White House fires top Tillerson aide

Hours after his boss, Secretary of State Rex Tillerson, was ousted Steve Goldstein, the under secretary of public affairs at the State Department has been fired by the White House.

Goldstein publicly contradicted the White House account of how Tillerson was fired on Tuesday morning.

Goldstein said Tillerson was officially notified he’d been fired from a tweet from President Donald Trump on Tuesday morning, and in a statement, said Tillerson had “every intention of remaining.”

A senior administration official said Trump asked Tillerson to step aside on Friday and a senior White House official later clarified that chief of staff John Kelly told Tillerson that he would be replaced, but did not specify the timing.

Asked how Tillerson learned of his dismissal, Trump said Tuesday that “Rex and I have been talking about this a long time.” He specifically mentioned the Iran nuclear deal as an example of disagreement.

“We were not really thinking the same,” Trump said. “With Mike Pompeo, we have a similar thought process.”

“This has been an honor of a lifetime and I’m grateful to the secretary and the President for this opportunity.

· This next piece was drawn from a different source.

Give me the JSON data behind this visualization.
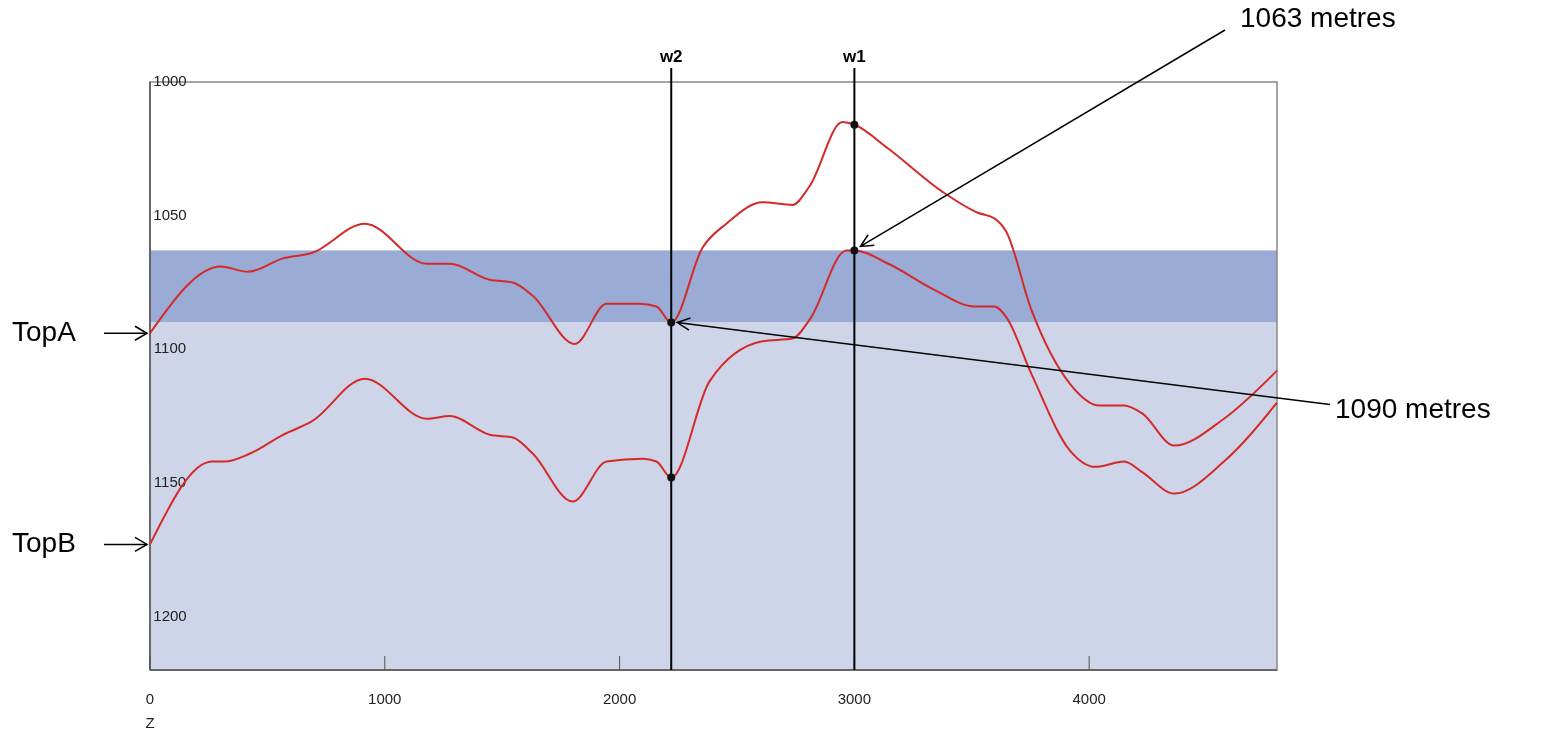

I wish everyone well and look forward to getting more rest and perhaps winning an indoor rowing competition. We will see what happened next,” Goldstein said in statement to CNN.

As undersecretary for public diplomacy and public affairs, Goldstein was the fourth highest ranking official at the State Department. He was sworn in on December 4.

With Goldstein gone, the State Department has only one permanent undersecretary in place out of six. The other, Undersecretary for Political Affairs Tom Shannon, plans to retire when his successor is confirmed. Two additional nominees are pending approval by the senate.

Tillerson’s departure comes just as the Trump administration embarks on its most difficult and ambitious foreign policy goal to date — engaging the nuclear armed North Korean regime. Trump is set to meet Kim by the end of May.

Tillerson had spearheaded the maximum pressure campaign that the administration credits with bringing the North Koreans to the negotiating table, bringing the issue up in every country meeting he had, no matter how seemingly unrelated.